The dark, untrodden forest mass still stretched away, away, until it vanished against the dim blue of the sky; but now, instead of that meeting-line being forty miles off, it seemed no farther than twenty, and minute by minute it indubitably was rushing toward them with a speed equal to their own.

Stern, puzzled and alarmed at this unusual sight, felt an impulse to slow, to swerve, to test the apparition in some way; but second thought convinced him it must be deception of some sort.

“Some peculiar state of the atmosphere,” thought he, “or perhaps we're approaching a high ridge, on the other side of which lie clouds that cut away the farther view. Or else--no, hang it! the world seems to end right there, with no clouds to veil it--nothing, only--what?”

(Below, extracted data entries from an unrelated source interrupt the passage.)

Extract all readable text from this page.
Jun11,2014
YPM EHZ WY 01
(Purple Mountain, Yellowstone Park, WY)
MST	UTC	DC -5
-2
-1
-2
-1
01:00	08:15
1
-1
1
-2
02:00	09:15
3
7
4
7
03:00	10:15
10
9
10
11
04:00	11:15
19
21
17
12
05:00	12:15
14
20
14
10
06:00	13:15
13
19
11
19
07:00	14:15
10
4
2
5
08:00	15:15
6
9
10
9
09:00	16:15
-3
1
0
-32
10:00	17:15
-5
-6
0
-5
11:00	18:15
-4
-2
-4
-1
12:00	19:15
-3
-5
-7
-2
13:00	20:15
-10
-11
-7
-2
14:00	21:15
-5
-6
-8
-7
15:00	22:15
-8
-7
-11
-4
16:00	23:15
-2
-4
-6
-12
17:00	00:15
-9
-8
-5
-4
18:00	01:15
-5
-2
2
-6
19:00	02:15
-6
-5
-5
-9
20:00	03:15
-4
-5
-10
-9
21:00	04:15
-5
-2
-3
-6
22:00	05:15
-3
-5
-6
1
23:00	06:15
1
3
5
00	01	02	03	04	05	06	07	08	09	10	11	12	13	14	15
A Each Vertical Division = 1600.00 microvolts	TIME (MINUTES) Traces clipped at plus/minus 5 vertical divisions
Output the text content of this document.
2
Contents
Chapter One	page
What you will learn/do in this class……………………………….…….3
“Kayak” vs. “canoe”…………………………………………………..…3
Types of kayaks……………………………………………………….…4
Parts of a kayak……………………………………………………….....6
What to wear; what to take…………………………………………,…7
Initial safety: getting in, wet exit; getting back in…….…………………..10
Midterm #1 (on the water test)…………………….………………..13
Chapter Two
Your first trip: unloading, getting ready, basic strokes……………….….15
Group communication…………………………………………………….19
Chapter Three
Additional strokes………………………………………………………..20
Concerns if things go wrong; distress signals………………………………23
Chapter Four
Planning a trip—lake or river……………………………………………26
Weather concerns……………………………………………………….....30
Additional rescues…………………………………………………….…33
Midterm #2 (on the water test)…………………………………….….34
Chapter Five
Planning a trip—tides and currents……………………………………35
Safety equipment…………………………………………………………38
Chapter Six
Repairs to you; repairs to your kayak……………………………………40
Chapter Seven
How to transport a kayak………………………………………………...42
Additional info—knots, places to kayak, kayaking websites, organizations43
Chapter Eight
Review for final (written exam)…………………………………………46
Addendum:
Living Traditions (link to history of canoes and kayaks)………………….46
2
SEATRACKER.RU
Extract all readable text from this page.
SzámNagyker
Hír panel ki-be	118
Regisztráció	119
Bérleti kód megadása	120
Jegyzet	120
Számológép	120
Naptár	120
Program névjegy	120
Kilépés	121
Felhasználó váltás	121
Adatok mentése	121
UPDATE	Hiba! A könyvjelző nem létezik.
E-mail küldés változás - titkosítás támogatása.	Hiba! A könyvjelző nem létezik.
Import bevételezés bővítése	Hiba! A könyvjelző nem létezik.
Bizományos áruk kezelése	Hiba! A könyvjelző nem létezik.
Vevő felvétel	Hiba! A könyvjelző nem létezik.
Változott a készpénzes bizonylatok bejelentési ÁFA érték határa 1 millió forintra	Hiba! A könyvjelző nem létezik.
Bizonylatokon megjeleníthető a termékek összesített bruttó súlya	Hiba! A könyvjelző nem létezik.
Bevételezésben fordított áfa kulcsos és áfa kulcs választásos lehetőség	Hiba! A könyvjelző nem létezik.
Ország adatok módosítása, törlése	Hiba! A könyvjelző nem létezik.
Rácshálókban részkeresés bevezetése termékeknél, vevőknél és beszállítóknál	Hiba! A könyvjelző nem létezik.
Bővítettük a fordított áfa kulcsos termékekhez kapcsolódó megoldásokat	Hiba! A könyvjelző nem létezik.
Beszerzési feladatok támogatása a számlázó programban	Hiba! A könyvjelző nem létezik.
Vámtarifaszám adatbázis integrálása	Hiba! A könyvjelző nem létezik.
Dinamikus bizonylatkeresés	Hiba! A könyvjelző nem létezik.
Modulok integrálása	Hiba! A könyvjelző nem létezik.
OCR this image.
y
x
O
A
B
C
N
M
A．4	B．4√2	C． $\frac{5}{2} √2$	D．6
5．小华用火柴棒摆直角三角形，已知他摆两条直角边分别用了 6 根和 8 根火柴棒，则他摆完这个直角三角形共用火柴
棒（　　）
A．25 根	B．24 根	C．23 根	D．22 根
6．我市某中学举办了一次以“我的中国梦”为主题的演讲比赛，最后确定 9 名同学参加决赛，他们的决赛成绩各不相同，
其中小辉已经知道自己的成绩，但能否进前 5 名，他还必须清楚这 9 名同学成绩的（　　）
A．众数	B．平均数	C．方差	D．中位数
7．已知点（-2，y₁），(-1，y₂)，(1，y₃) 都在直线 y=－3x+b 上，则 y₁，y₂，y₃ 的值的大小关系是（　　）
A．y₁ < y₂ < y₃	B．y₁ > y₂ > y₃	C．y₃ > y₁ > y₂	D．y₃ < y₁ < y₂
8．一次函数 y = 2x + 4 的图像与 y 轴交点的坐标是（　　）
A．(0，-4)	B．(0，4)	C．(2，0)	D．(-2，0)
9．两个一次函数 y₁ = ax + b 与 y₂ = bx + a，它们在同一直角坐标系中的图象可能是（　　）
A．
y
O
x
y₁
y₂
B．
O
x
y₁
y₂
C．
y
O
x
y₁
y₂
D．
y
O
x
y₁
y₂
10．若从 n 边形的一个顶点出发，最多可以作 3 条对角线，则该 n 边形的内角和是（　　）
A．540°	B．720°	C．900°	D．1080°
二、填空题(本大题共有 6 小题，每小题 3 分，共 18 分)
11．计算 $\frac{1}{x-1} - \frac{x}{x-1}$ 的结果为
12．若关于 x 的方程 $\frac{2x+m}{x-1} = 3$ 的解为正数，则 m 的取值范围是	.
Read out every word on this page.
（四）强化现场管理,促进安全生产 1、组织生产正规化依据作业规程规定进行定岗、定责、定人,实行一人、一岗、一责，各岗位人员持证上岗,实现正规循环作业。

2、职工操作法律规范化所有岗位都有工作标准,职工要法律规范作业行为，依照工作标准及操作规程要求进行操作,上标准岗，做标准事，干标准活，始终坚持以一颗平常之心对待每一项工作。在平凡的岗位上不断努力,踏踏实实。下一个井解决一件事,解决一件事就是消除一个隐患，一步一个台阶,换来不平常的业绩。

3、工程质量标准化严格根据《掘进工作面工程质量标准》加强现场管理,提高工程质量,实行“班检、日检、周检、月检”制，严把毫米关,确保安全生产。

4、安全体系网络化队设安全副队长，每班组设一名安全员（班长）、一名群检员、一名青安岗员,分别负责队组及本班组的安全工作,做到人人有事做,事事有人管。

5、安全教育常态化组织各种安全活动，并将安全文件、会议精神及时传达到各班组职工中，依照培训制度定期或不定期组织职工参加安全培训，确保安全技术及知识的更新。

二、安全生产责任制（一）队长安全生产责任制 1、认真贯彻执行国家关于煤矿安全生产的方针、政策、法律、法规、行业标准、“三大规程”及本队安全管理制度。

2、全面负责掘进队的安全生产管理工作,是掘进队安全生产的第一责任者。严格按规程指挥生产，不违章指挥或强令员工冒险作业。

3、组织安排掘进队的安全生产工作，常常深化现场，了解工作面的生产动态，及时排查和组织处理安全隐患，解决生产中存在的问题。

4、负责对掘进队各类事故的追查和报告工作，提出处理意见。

He saw the girl pointing in alarm. She, too, was clearly stirred by the appearance.

What to do? Stern felt indecision for the first time since he had started on this long, adventurous journey. Shut off and descend? Impossible among those forests. Swing about and return? Not to be thought of. Keep on and meet perils perhaps undreamed of? Yes--at all hazards he would keep on.

And with a tightening of the jaw he drove the Pauillac onward, ever onward--toward the empty space that yawned ahead.

“End o' the world?” thought he. “All right, the old machine is good for it, and so are we. Here goes!”

CHAPTER XX. ON THE LIP OF THE CHASM

Very near, now, was the strange apparition. On, on, swift as a falcon, the plane hurtled. Stern glanced at Beatrice. Never had he seen her more beautiful. About her face, rosy and full of life, the luxuriant loose hair was whipping. Her eyes sparkled with this new excitement, and on her full red lips a smile betrayed her keen enjoyment. No trace of fear was there--nothing but confidence and strength and joy in the adventure.